Ich frage mich: Wie würde ich darauf reagieren, wenn meine Handlungen und Werte in Frage gestellt würden? Wie würde ich darauf reagieren, wenn mir bescheinigt würde, dass ich auf dem Holzweg bin? Würde ich auch ehrlich fragen: „Was soll ich tun?“ Und wäre ich offen und bereit für die Antwort?
Vielleicht würde ich das Auftreten des Petrus ablehnen, vielleicht würde ich sagen, das muss ich mir erst einmal durch den Kopf gehen lassen, einmal darüber schlafen. Vielleicht würde ich aber auch aggressiv reagieren. Wenn wir manche Entwicklungen in unserem heutigen Zusammenleben sehen, wenn wir die
Wertvorstellungen kritisch betrachten, die für viele Entscheidungen ausschlaggebend sind, so sind wir wohl auch heute herausgefordert darüber nachzudenken, wie es weitergehen soll, was wir tun sollen.

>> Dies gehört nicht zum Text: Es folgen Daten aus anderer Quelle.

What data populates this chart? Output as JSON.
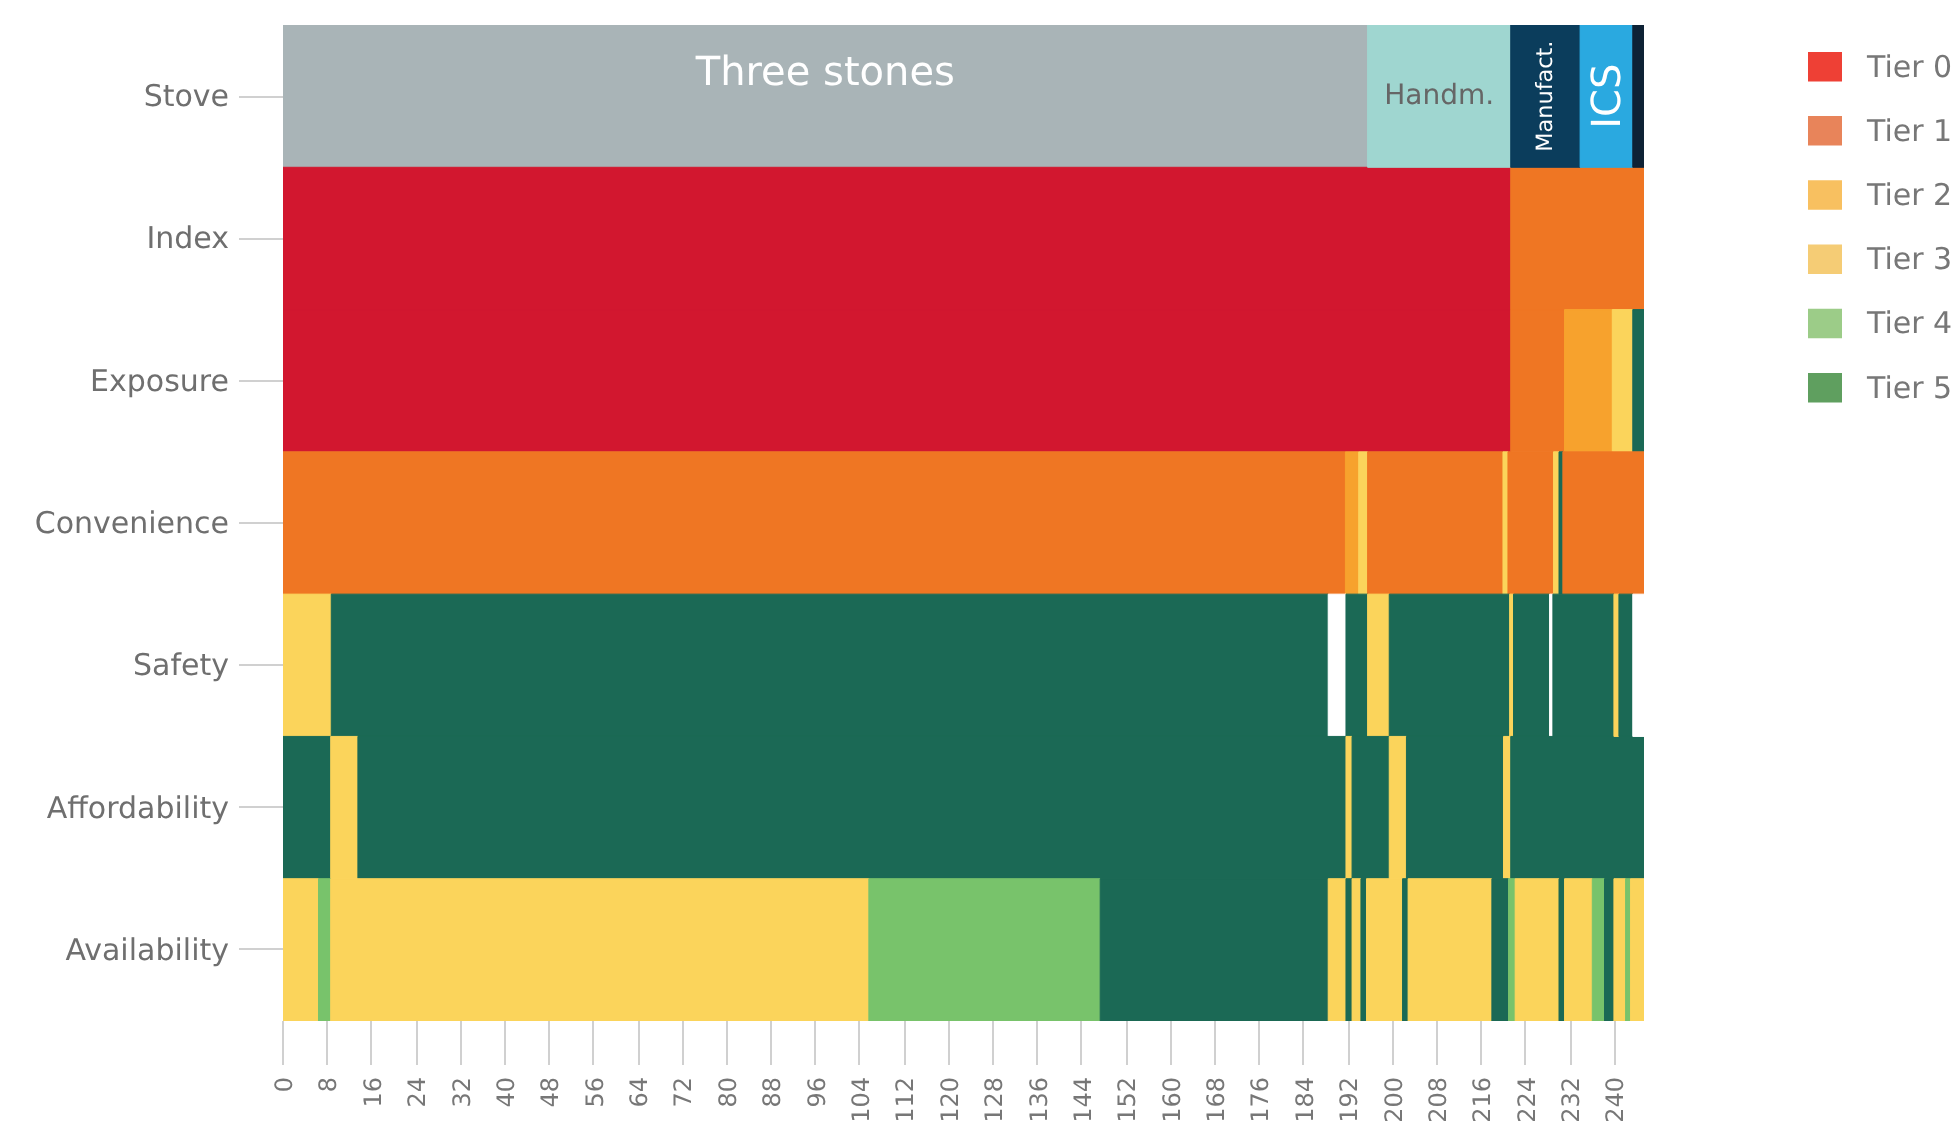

Petrus ermutigt uns, neu anzufangen, umzukehren. Wenn aber Petrus die Umkehr fordert, dann tut er das aus der Überzeugung heraus, dass die Frohe Botschaft Jesu der richtige Weg ist. Mit dieser Botschaft versucht er die Menschen zu erreichen – und einige lassen sich mitten ins Herz treffen.
Reinhard Macht ist ehrenamtlicher Diakon im SR Jenbach-Münster-Wiesing und Gemeindeberater in der Diözese Innsbruck.